Assuming I have a program like so:
let words = ["foo", "bar", "baz", "qux"]
for (var i = 0; i < words.length; i ) {
console.log(words[i])
}
I want to filter the AST and only keep the literals. How can I traverse the AST to keep only "foo", "bar", etc?
literals :: JSAST -> [String]
literals (JSAstProgram statements) = undefined
literals _ = []
The undefined line should filter the [JSStatement]
, and then look for possible expressions.
If an expression is found, check if there's a literal.
Lastly, map the list from a JSStatement
-> String
.
Looking for the possible expressions is the problem for me right now. I could pattern match:
f :: JSStatement -> a
f (JSLet _ expression _) = undefined
f (JSConstant _ expression _) = undefined
f (JsDoWhile _ _ _ _ expression _ _) = undefined
... etc
And then same thing for looking for the literal:
g :: JSExpression -> a
g (JSLiteral _ literal) = undefined
g (JSStringLiteral _ literal) = undefined
g (JSArrayLiteral _ literal _) = undefined
... etc
However, this is very verbose and I feel like there's something better out there. How do I traverse through the AST and filter out only the literals in a clean and concise manner?
CodePudding user response:
All the types in Language.JavaScript.Parser
are instances of Data.Data
, a class for folding generically over data constructors. You can use gmapQ
, a function from this class, to traverse the structure, and cast
to determine when you've found a node of interest. Below is an implementation for a simpler example AST type.
{-# LANGUAGE DeriveDataTypeable #-}
import Data.Data (Data, gmapQ)
import Data.Typeable (cast)
data Lit = S String | I Int deriving Data
data Expr = Sum Expr Expr | LitExpr Lit deriving Data
data Statement = Stmt [Expr] deriving Data
data AST = AST [Statement] deriving Data
strings :: AST -> [String]
strings = concat . gmapQ go
where go :: Data d => d -> [String]
go x = case cast x of
Nothing -> concat $ gmapQ go x
Just (I _) -> []
Just (S s) -> [s]
λ> strings (AST [Stmt [], Stmt [LitExpr (S "x"), Sum (LitExpr (I 5)) (LitExpr (S "y")), LitExpr (S "z")]])
["x","y","z"]
Note by the way that I needed to give go
an explicit type signature. I think this is because otherwise GHC was inferring that the recursive call to go
must use the same d
constraint as the enclosing call, but of course we need them to differ.

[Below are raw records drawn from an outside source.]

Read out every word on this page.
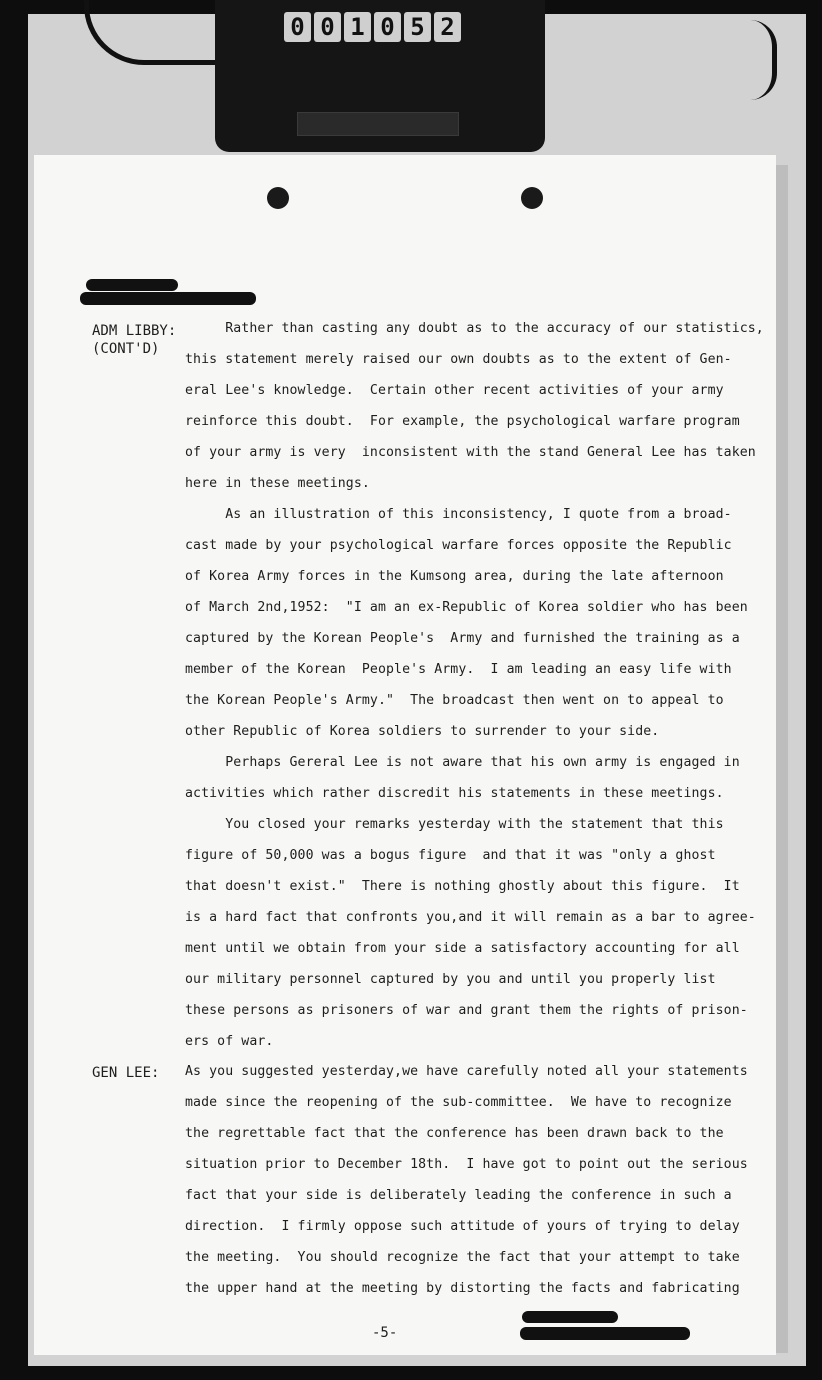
0 0 1 0 5 2
ADM LIBBY:
(CONT'D)
GEN LEE:
Rather than casting any doubt as to the accuracy of our statistics,
this statement merely raised our own doubts as to the extent of Gen-
eral Lee's knowledge.  Certain other recent activities of your army
reinforce this doubt.  For example, the psychological warfare program
of your army is very  inconsistent with the stand General Lee has taken
here in these meetings.
As an illustration of this inconsistency, I quote from a broad-
cast made by your psychological warfare forces opposite the Republic
of Korea Army forces in the Kumsong area, during the late afternoon
of March 2nd,1952:  "I am an ex-Republic of Korea soldier who has been
captured by the Korean People's  Army and furnished the training as a
member of the Korean  People's Army.  I am leading an easy life with
the Korean People's Army."  The broadcast then went on to appeal to
other Republic of Korea soldiers to surrender to your side.
Perhaps Gereral Lee is not aware that his own army is engaged in
activities which rather discredit his statements in these meetings.
You closed your remarks yesterday with the statement that this
figure of 50,000 was a bogus figure  and that it was "only a ghost
that doesn't exist."  There is nothing ghostly about this figure.  It
is a hard fact that confronts you,and it will remain as a bar to agree-
ment until we obtain from your side a satisfactory accounting for all
our military personnel captured by you and until you properly list
these persons as prisoners of war and grant them the rights of prison-
ers of war.
As you suggested yesterday,we have carefully noted all your statements
made since the reopening of the sub-committee.  We have to recognize
the regrettable fact that the conference has been drawn back to the
situation prior to December 18th.  I have got to point out the serious
fact that your side is deliberately leading the conference in such a
direction.  I firmly oppose such attitude of yours of trying to delay
the meeting.  You should recognize the fact that your attempt to take
the upper hand at the meeting by distorting the facts and fabricating
-5-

CodePudding user response:
You're right that these sorts of things are usually boilerplate; and Haskell has excellent libraries to let you code such functions easily. One of my favorites is uniplate: https://hackage.haskell.org/package/uniplate
Following @amalloy's example, here's how you'd code the same using Uniplate:
{-# LANGUAGE DeriveDataTypeable #-}
import Data.Data
import qualified Data.Generics.Uniplate.Data as G
data Lit = S String | I Int deriving Data
data Expr = Sum Expr Expr | LitExpr Lit deriving Data
data Statement = Stmt [Expr] deriving Data
data AST = AST [Statement] deriving Data
strings :: AST -> [String]
strings a = [s | S s <- G.universeBi a]
And then:
*Main> strings (AST [Stmt [], Stmt [LitExpr (S "x"), Sum (LitExpr (I 5)) (LitExpr (S "y")), LitExpr (S "z")]])
["x","y","z"]
Note that the definition of strings is literally a one-liner. So, all you need is one line of import, and one line for extracting all literals using uniplate's universeBi
function, which is literally the expression:
[s | S s <- G.universeBi ast]
which pretty much reads exactly what you intended: Traverse the entire AST, and find me all literal strings appearing anywhere. Doesn't get any more declarative than that!